In a case study report of the Edtech Equity Project last month, Aspen Policy Academy Fellows Nidhi Hebbar and Madison Jacobs said the initiative helps schools and ed-tech companies alike confront racial bias baked into educational tools. To do this, they developed three targeted resources to combat the issue: for ed-tech companies, an AI in Education Toolkit for Racial Equity that includes criteria they should consider in their design process, and a certification seal through the nonprofit Digital Promise for companies that meet them; and for procurement leaders, a School Procurement Guide with questions for digging deeper into the equity practices of ed-tech tools before they are implemented on campus.
In a document on policy guidance published in 2024, Hebbar and Jacobs noted disparities that exist for Black and brown students in the education system, including more frequent suspensions, being grouped into less rigorous academic tracks and the school-to-prison pipeline. A documented race gap in attendance, discipline records, grades and test scores could all influence AI algorithms trained on the data, they said.
“Without rigorous and intentional oversight, ed-tech products that use AI and machine learning will amplify the existing racial biases already present in the data within our school systems and introduce new biases through assumptions in algorithmic design,” according to the policy guidance document.
Currently, no laws require ed-tech providers to disclose bias in their AI, according to the Edtech Equity Project’s website. This leaves it up to schools to ask for transparency and fairness, and to ed-tech vendors to be proactive in working against these biases.
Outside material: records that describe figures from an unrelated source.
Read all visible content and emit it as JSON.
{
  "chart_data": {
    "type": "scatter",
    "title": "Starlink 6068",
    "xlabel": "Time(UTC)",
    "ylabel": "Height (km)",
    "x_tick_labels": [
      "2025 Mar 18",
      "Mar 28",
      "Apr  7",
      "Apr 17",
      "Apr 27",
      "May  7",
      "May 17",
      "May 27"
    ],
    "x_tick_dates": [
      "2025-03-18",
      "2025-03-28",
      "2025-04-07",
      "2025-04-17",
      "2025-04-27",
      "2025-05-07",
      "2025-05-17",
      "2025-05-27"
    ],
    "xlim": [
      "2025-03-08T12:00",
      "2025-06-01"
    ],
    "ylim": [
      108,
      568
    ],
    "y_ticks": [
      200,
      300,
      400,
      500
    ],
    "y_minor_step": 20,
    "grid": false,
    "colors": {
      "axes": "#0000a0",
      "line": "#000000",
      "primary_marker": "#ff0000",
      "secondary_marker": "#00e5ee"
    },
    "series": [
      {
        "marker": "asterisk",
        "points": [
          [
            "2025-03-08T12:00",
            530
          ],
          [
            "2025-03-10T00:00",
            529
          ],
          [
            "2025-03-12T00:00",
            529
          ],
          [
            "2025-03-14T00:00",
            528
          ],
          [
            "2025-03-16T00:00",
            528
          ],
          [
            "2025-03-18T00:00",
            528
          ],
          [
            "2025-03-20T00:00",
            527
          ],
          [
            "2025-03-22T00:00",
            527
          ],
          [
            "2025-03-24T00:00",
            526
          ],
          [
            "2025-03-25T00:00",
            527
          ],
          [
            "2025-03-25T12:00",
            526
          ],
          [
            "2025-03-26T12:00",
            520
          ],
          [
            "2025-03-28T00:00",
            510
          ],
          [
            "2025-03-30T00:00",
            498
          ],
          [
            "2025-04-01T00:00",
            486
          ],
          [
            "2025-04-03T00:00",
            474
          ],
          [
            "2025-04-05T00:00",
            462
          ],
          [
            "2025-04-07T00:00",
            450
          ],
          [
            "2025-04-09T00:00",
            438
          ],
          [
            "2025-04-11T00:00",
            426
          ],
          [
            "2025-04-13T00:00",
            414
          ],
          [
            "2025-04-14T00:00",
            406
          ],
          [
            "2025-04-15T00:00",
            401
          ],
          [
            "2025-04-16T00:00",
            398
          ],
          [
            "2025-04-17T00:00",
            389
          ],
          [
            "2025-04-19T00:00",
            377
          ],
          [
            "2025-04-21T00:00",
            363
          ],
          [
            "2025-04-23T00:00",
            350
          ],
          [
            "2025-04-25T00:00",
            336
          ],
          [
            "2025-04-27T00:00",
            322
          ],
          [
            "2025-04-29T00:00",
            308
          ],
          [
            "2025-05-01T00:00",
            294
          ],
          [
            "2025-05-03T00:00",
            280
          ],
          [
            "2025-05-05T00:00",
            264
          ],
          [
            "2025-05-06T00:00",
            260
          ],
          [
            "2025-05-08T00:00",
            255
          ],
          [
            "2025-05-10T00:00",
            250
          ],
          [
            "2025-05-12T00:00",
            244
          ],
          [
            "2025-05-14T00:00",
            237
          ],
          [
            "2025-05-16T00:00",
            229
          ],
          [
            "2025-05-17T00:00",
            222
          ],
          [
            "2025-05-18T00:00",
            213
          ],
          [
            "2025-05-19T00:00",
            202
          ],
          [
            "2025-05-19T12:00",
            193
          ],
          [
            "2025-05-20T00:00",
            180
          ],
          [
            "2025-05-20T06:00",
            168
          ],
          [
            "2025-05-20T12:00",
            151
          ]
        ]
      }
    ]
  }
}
A TOOLKIT, A CERTIFICATION AND A PROCUREMENT GUIDE
To help with this, the project’s first major output was the AI in Education Toolkit for Racial Equity. In the early ideation stage, the toolkit prompts product teams to clearly define their AI tool's goals and values, assess whether AI is the appropriate solution for the problem they're trying to solve, and consider risks to racial equity if the algorithm misfires. The toolkit then advises teams to consider logical assumptions and data sets behind their idea to catch early biases, and ensure the tool is responsive to students with different backgrounds — a practice that is tested in training algorithms. Careful consideration like this runs all the way through implementation, the toolkit says, ensuring teachers are trained on equitable use.
“In an ideal world, companies would embed the activities and practices in our toolkit into their standard development processes,” Hebbar said in a video.
In late 2021, the project partnered with nonprofit Digital Promise to create a product certification for tools that “center racial equity throughout design and development.” Built on the same criteria in the toolkit, the Prioritizing Racial Equity in AI Design certification provides an industry standard for equitable design. The application lists five key qualifications, including at least two bias-mitigation practices and the option to override a product’s decisions for an individual learner.
For K-12 districts evaluating software tools, another resource provides audit questionnaires and a rubric to assess vendors on equity criteria. The School Procurement Guide includes questions on how a product was built and tested, how it will use data, and how racial information informs that data.
“By asking the right questions during procurement, your school can become a powerful partner in advocating for equitable design and development of the products they use,” the guide says.